Go back another few generations, and you’ll find stories like this — about 200 children killed in the streets of New York in 1910 (from the NYT Jan. 1, 1911):
Most of those kids weren’t in cars or wagons; they were playing in the streets, doing work for their families, or just wandering around unattended — there were no public playgrounds. In contrast, in 2009 there were about 10 pedestrian or cycling children killed by vehicles in New York City. Ah, the good old days.*
As things have gotten safer for America’s children, of course, parents have become ever more concerned with their safety, as well as with their learning and development. Somewhere in America on a Sunday a few weeks ago, in an affluent community, a public playground was bubbling with activity. Every child seemed to be enjoying a rollicking good time on the latest safety-designed play equipment, cushioned by a luxuriously deep bed of mulch.
Also, each child seemed to be within a few feet of a parent or other adult caretaker — coaching, encouraging, spotting, supervising.
In recent years, concern about the physical fitness of children has increased, especially among poor children. Some researchers have asked whether the proximity of safe neighborhood playgrounds is one cause of the social class disparity in obesity rates. That would make sense because obesity rates are lower among children who play outdoors. But the relationship between social class and playing outdoors is not clear at all. Rich children have more access to some kinds of facilities, but poor children have more free time — and, where there is public housing, it usually includes playgrounds, like this one photographed in the 1960s:
In Annette Lareau’s analysis of family life and social class, Unequal Childhoods, children of middle class and richer parents spend more time in organized activities, and poorer kids spend more time in unstructured time (including play and TV). But as these pictures show, there’s play and there’s play. Are middle class parents hovering more than poorer parents do, and with what effect?

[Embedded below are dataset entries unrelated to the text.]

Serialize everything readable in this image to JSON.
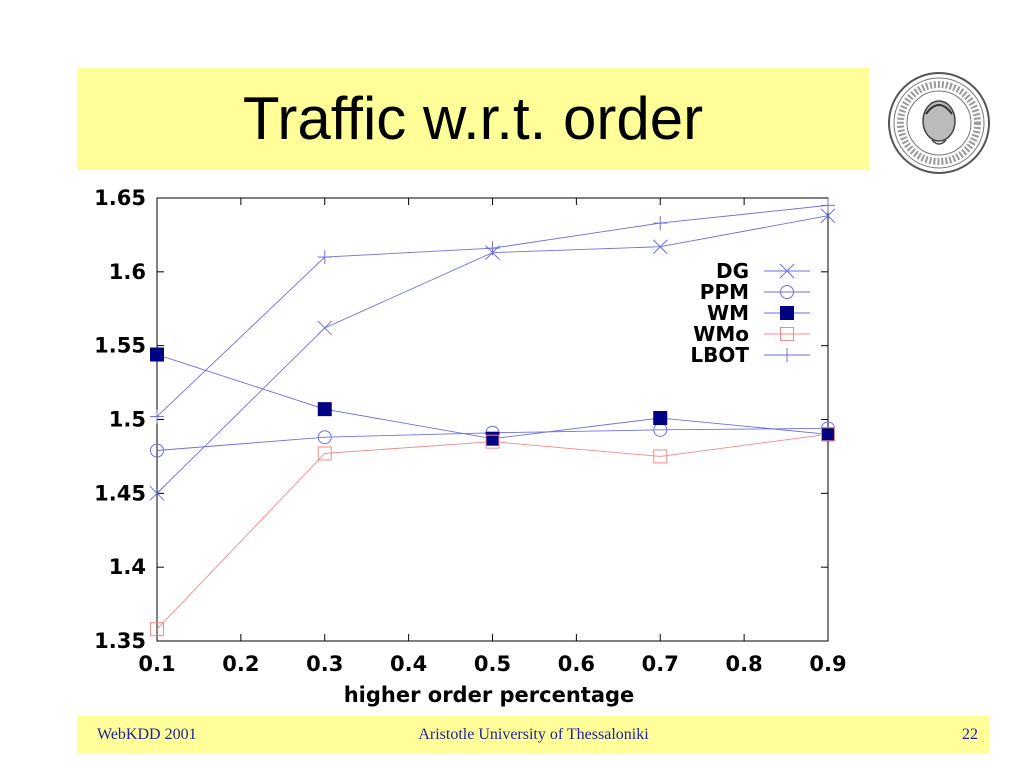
{
  "slide": {
    "title": "Traffic w.r.t. order",
    "footer_left": "WebKDD 2001",
    "footer_center": "Aristotle University of Thessaloniki",
    "footer_right": "22"
  },
  "colors": {
    "band": "#ffff99",
    "series_blue": "#6f6fe0",
    "series_red": "#f08a8a",
    "marker_navy": "#000080"
  },
  "chart_data": {
    "type": "line",
    "xlabel": "higher order percentage",
    "ylabel": "",
    "xlim": [
      0.1,
      0.9
    ],
    "ylim": [
      1.35,
      1.65
    ],
    "x": [
      0.1,
      0.3,
      0.5,
      0.7,
      0.9
    ],
    "xticks": [
      "0.1",
      "0.2",
      "0.3",
      "0.4",
      "0.5",
      "0.6",
      "0.7",
      "0.8",
      "0.9"
    ],
    "yticks": [
      "1.35",
      "1.4",
      "1.45",
      "1.5",
      "1.55",
      "1.6",
      "1.65"
    ],
    "legend_position": "top-right",
    "grid": false,
    "series": [
      {
        "name": "DG",
        "values": [
          1.45,
          1.562,
          1.613,
          1.617,
          1.638
        ],
        "color": "#6f6fe0",
        "marker": "x"
      },
      {
        "name": "PPM",
        "values": [
          1.479,
          1.488,
          1.491,
          1.493,
          1.494
        ],
        "color": "#6f6fe0",
        "marker": "circle"
      },
      {
        "name": "WM",
        "values": [
          1.544,
          1.507,
          1.487,
          1.501,
          1.49
        ],
        "color": "#6f6fe0",
        "marker": "filled-square"
      },
      {
        "name": "WMo",
        "values": [
          1.358,
          1.477,
          1.485,
          1.475,
          1.49
        ],
        "color": "#f08a8a",
        "marker": "open-square"
      },
      {
        "name": "LBOT",
        "values": [
          1.502,
          1.61,
          1.616,
          1.633,
          1.645
        ],
        "color": "#6f6fe0",
        "marker": "plus"
      }
    ]
  }
}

Consider a recent article by Myron Floyd and colleagues (covered here), which attempted to assess the level of physical activity among children in public parks by observing 2,700 children in 20 public parks in Durham, NC:
[The] presence of parental supervision was the strongest negative correlate of children’s activity… the presence of adults appears to inadvertently suppress park-based physical activity in the current study, particularly among younger children… This result should be used to encourage park designers to create play environments conducive to feelings of safety and security that would encourage rather than discourage active park use among children. For example, blending natural landscapes, manufactured play structures, and fencing in close intimate settings can be used to create comfortable environments for children and families. Such design strategies could encourage parents to allow their children to freely explore their surroundings, providing more opportunities for physical activity.
Interestingly, park in the pictured above has a fence around it so that parents can hang around at a distance with little fear for their children.
Under social pressure
In Under Pressure, one of many books bemoaning the excesses of over-parenting, Carl Honoré wrote:
Even when we poke fun at overzealous parenting… part of us wonders, What if they’re right? What if I’m letting my children down by not parenting harder? Racked by guilt and terrified of doing the wrong thing, we end up copying the alpha parent in the playground.

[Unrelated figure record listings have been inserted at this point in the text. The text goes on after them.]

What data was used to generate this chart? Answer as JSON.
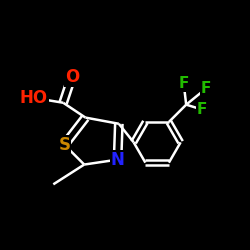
{
  "bg_color": "#000000",
  "atom_colors": {
    "O": "#ff2200",
    "N": "#2222ff",
    "S": "#cc8800",
    "F": "#22bb00"
  },
  "bond_color": "#ffffff",
  "bond_width": 1.8,
  "figsize": [
    2.5,
    2.5
  ],
  "dpi": 100,
  "font_size": 12,
  "font_size_small": 11
}
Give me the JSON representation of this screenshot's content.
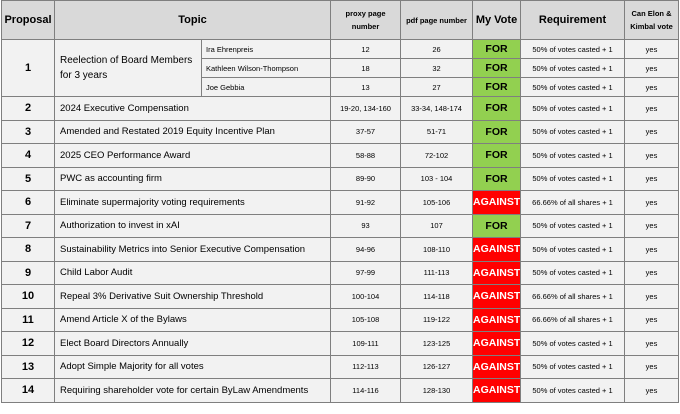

The point is not just that some parents have overzealous supervisory ambitions, driven by unequal investments in children and a threateningly competitive future. I think there is a supervision ratchet that feeds on the interaction between parents. In an article called “Playground Panopticism,” Holly Blackford summarized her observations:
The mothers in the ring of park benches symbolize the suggestion of surveillance, which Foucault describes as the technology of disciplinary power under liberal ideals of governance. However, the panoptic force of the mothers around the suburban playground becomes a community that gazes at the children only to ultimately gaze at one another, seeing reflected in the children the parenting abilities of one another.
This plays out in everyday interaction, whether one wants to engage it or not. If everyone else’s kid is closely supervised while yours is running around bonkers on her own, what is a parent to do? If the other parents insist that their kids not go “up the slide” and yours just scrambles past them, you feel the pressure. (You also put the other parent in the position of violating another taboo — supervising someone else’s child.) So it’s not just fear of underparenting that drives parents to hover — it’s also the cross-parent interactions. These are the moments when contagious parenting behavior spreads.
*I started looking at this after reading about it in Viviana Zelizer’s Pricing the Priceless Child, in which she writes, “The case of children’s accidental death provides empirical evidence of the new meanings of child life in twentieth-century America.”
Reminder: This blog post does not constitute research, but rather commentary, observation and recommendations for reading and discussion. The description of my childhood playground, and of one recent afternoon at one park, are anecdotes, something that stimulates reflection on wider issues, not empirical evidence or data.